Shares of Fluidigm (NASDAQ: FLDM) dropped over 14% today after the company reported first-quarter 2019 operating results. The business turned in a relatively strong quarter, meeting the top end of its revenue guidance and reporting 110% year-over-year sales growth for its most important business segment.
But it also reported higher-than-expected operating expenses after a surge in selling, general, and administrative costs. That's not a great development for a company scratching and clawing its way to profitability.
That said, the primary reason for the stock's double-digit decline today appears to be the market's reaction to the extinguishing of $150 million in convertible debt. It's called "convertible debt" because the notes are usually exchanged for shares of common stock at maturity, which means existing shareholders just got a decent amount of dilution thrown at them. The effect is blunted somewhat thanks to the stock's rise in recent months.
As of 1:35 p.m. EDT, the stock had settled to a 9.4% loss.
Image source: Getty Images.
While the dilution from the convertible debt transaction stings, Fluidigm gained a significant amount of financial flexibility. It exited March with $75 million in cash, cash equivalents, and investments. Furthermore, the 75% reduction in debt balances should save close to $4 million in annual interest expense. Every little bit helps.
A 110% year-over-year increase in mass cytometry segment sales helped to drive gross margin to 56.4% in Q1 2019, up from 53.2% in the prior-year period, and led to a 19% increase in total revenue. Surprisingly, most of the overall revenue gains came from instrument sales, which grew 71% from the year-ago period. Revenue from consumables (the chemical reagents needed to operate the company's instruments) declined 7% in that span, while service revenue jumped 11%. Of course, higher instrument sales today mean the installed base of machines is increasing, which should lead to higher consumables sales tomorrow.

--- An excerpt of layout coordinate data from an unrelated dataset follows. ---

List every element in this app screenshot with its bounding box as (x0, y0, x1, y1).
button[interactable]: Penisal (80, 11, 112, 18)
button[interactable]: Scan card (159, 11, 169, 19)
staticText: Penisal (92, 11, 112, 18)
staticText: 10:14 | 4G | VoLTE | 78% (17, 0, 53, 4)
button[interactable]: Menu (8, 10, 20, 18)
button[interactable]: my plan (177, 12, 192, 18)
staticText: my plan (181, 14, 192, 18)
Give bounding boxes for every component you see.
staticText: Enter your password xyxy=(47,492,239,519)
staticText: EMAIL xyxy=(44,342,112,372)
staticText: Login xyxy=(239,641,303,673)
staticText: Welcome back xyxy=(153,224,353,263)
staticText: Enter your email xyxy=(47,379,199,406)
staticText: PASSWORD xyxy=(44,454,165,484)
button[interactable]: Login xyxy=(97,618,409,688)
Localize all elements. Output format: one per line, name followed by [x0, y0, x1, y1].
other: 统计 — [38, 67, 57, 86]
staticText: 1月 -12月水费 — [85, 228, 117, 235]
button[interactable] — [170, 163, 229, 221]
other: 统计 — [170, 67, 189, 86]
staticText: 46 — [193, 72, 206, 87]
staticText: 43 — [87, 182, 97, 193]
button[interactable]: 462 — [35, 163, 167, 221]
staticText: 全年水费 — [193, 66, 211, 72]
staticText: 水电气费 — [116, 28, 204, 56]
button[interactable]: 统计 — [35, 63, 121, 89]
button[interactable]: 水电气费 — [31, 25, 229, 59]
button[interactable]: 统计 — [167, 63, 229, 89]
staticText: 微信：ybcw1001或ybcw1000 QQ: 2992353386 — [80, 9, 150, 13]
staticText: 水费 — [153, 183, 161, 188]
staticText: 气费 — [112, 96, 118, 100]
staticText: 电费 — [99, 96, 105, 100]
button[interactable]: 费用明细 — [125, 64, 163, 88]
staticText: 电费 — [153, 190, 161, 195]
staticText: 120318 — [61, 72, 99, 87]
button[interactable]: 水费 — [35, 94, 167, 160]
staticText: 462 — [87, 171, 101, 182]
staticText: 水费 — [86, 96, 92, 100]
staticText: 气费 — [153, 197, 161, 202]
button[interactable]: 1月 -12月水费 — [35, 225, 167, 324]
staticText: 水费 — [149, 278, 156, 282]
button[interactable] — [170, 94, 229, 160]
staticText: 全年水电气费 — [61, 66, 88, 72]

Management expects the momentum to continue in the second quarter. Guidance calls for revenue of about $30.5 million and operating expenses of about $30 million -- both identical to Q1 2019 guidance. Fluidigm expects total cash outflows in the neighborhood of $5 million in Q2 2019, which would mark a sharp improvement from the nearly $30 million decrease in cash and cash equivalents from the prior three months.
The business is on a promising trajectory thanks to successfully pouncing on the market opportunities in mass cytometry. With the high-margin segment contributing a greater share of total revenue, Fluidigm will move closer to profitable operations over the coming years.